Allowing a sudo command to run without needing password [duplicate]
I have a NOPASSWD line in /etc/sudoers (edited with visudo
)
gatoatigrado ALL=(ALL) NOPASSWD: /bin/set-slow-cpufreq
However, the output is,
gatoatigrado@coral:~> sudo -n /bin/set-slow-cpufreq
sudo: sorry, a password is required to run sudo
This kind of command works on an OpenSuSE machine, but not on Ubuntu 11.10. What am I doing wrong?
Note: I cannot find any relevant system log messages, e.g. via tail -f /var/log/syslog
.
edit
Here is /etc/sudoers.
Defaults env_reset
# things I've tried copying from an opensuse machine
Defaults always_set_home
Defaults env_keep = "LANG LC_ADDRESS LC_CTYPE LC_COLLATE LC_IDENTIFICATION LC_MEASUREMENT LC_MESSAGES LC_MONETARY LC_NAME LC_NUMERIC LC_PAPER LC_TELEPHONE LC_TIME LC_ALL LANGUAGE LINGUAS XDG_SESSION_COOKIE"
root ALL=(ALL:ALL) ALL
gatoatigrado ALL=NOPASSWD: /bin/set-slow-cpufreq
%admin ALL=(ALL) ALL
%sudo ALL=(ALL:ALL) ALL
Solution 1:
You should put that line after the line with the rule for the sudo
group, because, as the sudoers
man page states:
When multiple entries match for a user, they are applied in order.

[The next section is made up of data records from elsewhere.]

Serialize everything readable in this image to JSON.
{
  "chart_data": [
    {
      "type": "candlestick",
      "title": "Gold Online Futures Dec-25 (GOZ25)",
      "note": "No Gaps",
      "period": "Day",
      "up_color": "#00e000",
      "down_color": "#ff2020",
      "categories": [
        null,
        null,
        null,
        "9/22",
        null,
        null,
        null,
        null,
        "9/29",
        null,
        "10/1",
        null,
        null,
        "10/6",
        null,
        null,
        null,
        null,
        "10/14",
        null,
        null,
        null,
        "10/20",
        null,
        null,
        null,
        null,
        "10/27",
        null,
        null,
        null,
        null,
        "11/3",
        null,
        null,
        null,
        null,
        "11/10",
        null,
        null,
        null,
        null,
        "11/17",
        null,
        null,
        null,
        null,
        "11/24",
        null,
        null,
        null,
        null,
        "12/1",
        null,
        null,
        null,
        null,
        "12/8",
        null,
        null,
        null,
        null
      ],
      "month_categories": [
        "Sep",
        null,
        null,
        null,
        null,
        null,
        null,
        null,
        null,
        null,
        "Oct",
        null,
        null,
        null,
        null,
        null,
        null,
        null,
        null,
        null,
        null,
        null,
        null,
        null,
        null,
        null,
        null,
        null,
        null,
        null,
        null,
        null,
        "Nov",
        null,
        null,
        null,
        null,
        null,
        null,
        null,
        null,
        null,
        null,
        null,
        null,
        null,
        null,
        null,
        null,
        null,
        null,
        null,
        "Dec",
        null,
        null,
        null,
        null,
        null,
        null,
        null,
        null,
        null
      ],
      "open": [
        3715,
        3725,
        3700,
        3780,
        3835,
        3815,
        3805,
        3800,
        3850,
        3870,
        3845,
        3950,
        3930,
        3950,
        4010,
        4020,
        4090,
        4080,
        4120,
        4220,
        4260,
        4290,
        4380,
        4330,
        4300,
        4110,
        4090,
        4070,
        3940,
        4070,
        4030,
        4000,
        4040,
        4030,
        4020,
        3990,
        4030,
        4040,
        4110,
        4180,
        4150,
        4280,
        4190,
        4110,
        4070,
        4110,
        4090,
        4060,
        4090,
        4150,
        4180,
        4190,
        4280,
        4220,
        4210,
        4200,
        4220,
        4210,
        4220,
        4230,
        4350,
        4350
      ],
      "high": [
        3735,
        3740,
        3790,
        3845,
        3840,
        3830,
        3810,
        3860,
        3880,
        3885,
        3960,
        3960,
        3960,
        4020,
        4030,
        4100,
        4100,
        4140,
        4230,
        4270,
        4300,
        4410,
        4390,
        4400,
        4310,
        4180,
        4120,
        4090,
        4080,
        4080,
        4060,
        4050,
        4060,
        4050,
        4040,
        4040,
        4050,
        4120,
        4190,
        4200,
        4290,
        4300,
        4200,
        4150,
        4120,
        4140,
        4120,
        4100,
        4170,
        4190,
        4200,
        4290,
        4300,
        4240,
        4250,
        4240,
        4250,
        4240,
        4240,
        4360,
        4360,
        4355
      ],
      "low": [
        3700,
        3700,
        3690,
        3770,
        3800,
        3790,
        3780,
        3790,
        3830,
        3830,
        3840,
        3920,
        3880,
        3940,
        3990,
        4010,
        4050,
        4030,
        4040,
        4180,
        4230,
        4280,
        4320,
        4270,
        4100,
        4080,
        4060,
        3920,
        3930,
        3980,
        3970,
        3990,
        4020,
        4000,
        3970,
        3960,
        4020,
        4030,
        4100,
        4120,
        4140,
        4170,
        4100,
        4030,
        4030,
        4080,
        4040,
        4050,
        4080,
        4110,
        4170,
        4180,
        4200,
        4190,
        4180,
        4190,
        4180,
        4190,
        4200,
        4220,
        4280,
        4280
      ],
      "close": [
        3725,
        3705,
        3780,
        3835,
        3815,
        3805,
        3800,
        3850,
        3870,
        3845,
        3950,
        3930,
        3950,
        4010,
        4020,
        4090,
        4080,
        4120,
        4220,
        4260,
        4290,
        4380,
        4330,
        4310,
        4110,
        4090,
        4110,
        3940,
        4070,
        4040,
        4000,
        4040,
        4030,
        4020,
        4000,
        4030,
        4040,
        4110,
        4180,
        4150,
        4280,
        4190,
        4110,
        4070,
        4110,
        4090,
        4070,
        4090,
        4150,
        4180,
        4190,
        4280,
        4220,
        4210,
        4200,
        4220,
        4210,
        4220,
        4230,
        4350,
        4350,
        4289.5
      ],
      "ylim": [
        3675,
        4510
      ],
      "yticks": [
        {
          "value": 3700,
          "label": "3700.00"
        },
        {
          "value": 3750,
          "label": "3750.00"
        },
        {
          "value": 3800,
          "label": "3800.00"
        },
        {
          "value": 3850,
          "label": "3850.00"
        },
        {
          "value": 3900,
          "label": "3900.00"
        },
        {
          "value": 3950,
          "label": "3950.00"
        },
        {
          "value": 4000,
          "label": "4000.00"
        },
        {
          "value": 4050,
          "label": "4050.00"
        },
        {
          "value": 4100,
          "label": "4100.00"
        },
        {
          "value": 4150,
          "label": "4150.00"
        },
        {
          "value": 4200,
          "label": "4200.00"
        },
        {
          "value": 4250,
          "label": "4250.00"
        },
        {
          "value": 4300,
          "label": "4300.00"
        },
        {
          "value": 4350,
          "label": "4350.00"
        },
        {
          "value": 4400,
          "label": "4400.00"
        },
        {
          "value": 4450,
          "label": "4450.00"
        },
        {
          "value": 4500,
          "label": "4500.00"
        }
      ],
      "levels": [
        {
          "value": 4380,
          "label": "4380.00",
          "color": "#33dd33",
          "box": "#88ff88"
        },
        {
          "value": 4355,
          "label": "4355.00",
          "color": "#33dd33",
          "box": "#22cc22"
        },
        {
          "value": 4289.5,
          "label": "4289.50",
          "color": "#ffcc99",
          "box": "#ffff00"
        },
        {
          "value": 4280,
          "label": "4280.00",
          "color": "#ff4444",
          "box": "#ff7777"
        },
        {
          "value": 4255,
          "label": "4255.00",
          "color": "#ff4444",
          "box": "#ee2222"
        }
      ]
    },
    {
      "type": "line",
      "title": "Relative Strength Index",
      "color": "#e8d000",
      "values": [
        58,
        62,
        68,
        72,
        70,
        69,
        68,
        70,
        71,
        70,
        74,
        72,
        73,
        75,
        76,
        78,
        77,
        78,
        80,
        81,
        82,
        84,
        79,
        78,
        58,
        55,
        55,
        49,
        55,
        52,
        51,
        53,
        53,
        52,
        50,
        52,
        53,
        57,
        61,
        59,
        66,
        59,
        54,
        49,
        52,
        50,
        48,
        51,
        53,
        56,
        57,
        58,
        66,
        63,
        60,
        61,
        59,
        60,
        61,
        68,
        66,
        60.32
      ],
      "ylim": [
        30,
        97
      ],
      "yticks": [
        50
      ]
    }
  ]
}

Where there are multiple matches, the last match is used (which is not
necessarily the most specific match).
Solution 2:
Just ran into this too.
My situation is I'm setting up a remote system that will run headless. I have enabled full disk encryption (otherwise an attacker with physicall access can do anything he or she wants) I want to auth with pub key only (I will unset the password so that the "have something, know something" scheme will be a password protected keypair --root login is of course disabled entirely)
The Ubuntu installer prompts for a non-root admin user which gets added to the group sudo
. I had then manually added myself to the sudoers
file using sudo visudo
:
my_username ALL=(ALL:ALL) NOPASSWD:ALL
NOTE if you use nopasswd on your laptop you must always lock your computer as you walk away or else a casual attacker can compromise a lot while you're getting up to put cream in your coffee
I was still having to password authenticate.
enzotib's answer is the key to what's going on. The group sudo shows up in sudoers after the entry for my username.
Rather than moving my entry below the sudo line I simply removed the line I had previously added and then added NOPASSWD
to the entry for %sudo
That seems to work. Again only use nopasswd if you really need it (In my case it was precisely what I needed, for most users requiring a password for sudo activity is best)
Additional WARNING: Always edit sudoers with visudo. (sudo visudo) Also, having another window open switched to the root user allows you to recover any mistakes you might make while changing the sudoers file.